政府は2023年12月20日、英国でのCO2の回収・有効利用・貯留(CCUS)の拡大と、競争市場の確立に向けた「CCUSビジョン」を策定した(英政府、ブラック ジャック ブラック)。その中で、英国が2035年までに、政府が支援する初期プロジェクトから競争力のある市場へ移行する方法を示し、NPTに関しては、パイプラインでCO2を輸送できないプロジェクトが2025年以降、他の輸送手段を使って市場に参入できる条件を整備するとしていた。
NPTは、CCUSの開発で重要な役割を果たすとされており、パイプラインが技術的・商業的に実現不可能な場合の代替手段となる。

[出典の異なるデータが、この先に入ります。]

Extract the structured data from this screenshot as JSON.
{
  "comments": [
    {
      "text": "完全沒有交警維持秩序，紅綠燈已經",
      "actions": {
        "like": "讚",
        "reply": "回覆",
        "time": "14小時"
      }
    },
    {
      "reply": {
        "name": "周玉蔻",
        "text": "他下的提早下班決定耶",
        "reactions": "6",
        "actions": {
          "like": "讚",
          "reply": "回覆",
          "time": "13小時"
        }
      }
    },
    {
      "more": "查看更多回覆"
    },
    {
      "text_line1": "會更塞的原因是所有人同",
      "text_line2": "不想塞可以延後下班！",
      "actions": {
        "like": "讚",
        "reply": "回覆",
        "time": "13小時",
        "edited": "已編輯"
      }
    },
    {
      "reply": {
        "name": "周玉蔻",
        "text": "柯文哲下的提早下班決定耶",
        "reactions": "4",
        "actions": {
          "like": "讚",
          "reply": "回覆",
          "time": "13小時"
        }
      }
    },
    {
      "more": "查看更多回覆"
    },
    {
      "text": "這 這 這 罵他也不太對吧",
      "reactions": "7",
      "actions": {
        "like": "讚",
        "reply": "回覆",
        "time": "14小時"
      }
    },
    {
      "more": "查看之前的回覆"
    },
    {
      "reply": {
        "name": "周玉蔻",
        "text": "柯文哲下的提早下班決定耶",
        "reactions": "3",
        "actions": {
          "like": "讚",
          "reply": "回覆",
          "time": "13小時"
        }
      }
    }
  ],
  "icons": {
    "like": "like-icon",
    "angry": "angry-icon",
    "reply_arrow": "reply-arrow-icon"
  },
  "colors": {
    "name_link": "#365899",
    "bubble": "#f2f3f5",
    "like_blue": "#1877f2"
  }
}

CCUSの産業クラスターの外や、パイプラインへのアクセスが制限された産業クラスターから排出されるCO2を沖合の貯蔵サイトまで輸送可能にする。ひいては、複数の地域と産業の脱炭素化を支援し、英国のネットゼロ目標達成に貢献するとされる。また、英国の膨大なCO2の地下貯蔵ポテンシャルは、他国からのCO2輸入によるCO2貯蔵市場と雇用機会を創出するとされており、その上でも船舶などのNPTは必要不可欠となる。同ビジョンでは2030年から2035年までにNPTによるCO2輸入開始を目指すとしている。

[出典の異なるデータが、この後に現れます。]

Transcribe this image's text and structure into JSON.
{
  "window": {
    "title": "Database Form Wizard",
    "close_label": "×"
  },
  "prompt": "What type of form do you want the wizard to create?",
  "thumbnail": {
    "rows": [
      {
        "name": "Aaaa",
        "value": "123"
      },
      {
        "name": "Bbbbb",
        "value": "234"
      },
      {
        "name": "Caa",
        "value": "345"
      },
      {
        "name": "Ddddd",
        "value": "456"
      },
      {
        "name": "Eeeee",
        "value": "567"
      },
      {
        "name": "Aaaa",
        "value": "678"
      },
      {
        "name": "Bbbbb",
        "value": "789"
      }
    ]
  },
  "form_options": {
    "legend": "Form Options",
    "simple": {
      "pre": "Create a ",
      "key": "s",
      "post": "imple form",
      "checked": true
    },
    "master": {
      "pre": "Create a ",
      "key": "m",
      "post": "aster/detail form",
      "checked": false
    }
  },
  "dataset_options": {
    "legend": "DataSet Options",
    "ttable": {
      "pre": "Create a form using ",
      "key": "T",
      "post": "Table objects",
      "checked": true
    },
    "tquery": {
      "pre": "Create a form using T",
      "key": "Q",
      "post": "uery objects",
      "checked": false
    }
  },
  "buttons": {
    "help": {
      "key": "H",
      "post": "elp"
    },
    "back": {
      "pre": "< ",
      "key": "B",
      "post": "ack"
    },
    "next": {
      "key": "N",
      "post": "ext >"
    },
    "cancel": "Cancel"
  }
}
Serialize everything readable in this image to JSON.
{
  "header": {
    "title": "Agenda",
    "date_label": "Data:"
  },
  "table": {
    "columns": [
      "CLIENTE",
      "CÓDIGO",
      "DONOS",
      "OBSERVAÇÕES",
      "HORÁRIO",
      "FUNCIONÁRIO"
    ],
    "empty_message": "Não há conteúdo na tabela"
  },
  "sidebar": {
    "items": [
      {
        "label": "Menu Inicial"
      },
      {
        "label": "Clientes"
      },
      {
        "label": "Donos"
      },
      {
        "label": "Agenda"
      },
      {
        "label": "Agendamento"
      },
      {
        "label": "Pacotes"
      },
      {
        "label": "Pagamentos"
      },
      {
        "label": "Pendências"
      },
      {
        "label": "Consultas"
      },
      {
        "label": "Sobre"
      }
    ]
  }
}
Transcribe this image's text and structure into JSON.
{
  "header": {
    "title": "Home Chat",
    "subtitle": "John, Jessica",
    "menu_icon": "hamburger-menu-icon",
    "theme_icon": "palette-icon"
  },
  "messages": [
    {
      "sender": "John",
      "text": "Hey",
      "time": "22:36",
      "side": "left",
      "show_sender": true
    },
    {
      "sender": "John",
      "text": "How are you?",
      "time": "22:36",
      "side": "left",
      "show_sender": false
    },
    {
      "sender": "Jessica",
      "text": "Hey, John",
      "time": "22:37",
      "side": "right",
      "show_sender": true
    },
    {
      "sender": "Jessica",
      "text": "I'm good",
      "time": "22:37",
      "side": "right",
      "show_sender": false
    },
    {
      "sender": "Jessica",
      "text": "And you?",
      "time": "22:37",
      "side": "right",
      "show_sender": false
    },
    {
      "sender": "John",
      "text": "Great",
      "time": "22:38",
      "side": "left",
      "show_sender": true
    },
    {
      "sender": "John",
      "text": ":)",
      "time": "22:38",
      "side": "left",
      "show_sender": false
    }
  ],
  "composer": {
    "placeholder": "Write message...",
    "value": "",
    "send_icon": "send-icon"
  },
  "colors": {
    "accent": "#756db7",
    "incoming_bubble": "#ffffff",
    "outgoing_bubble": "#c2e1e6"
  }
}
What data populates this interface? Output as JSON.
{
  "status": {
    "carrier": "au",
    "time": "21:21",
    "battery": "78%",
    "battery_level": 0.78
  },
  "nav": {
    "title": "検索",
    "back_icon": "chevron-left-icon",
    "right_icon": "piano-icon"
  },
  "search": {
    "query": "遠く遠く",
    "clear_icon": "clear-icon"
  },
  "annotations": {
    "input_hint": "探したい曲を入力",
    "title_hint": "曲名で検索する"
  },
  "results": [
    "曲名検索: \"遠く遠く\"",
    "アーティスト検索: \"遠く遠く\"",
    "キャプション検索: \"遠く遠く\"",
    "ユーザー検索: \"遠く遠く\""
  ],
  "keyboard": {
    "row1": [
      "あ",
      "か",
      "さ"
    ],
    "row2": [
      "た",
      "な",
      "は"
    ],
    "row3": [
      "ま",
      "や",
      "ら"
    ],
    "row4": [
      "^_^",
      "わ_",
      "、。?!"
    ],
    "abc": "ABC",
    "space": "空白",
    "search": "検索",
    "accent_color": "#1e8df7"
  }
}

NPTを巡っては、政府が2023年12月に発表した英国排出量取引制度(UK ETS)の長期的展望に関する政策文書の中で、CCUS向けのNPTをUK ETSに統合する規制枠組みを検討中で、2024年中に意見公募を実施するとしている。これは、CO2貯蔵を目的としたNPTを利用するUK ETSの対象事業者の炭素控除を可能とするもの。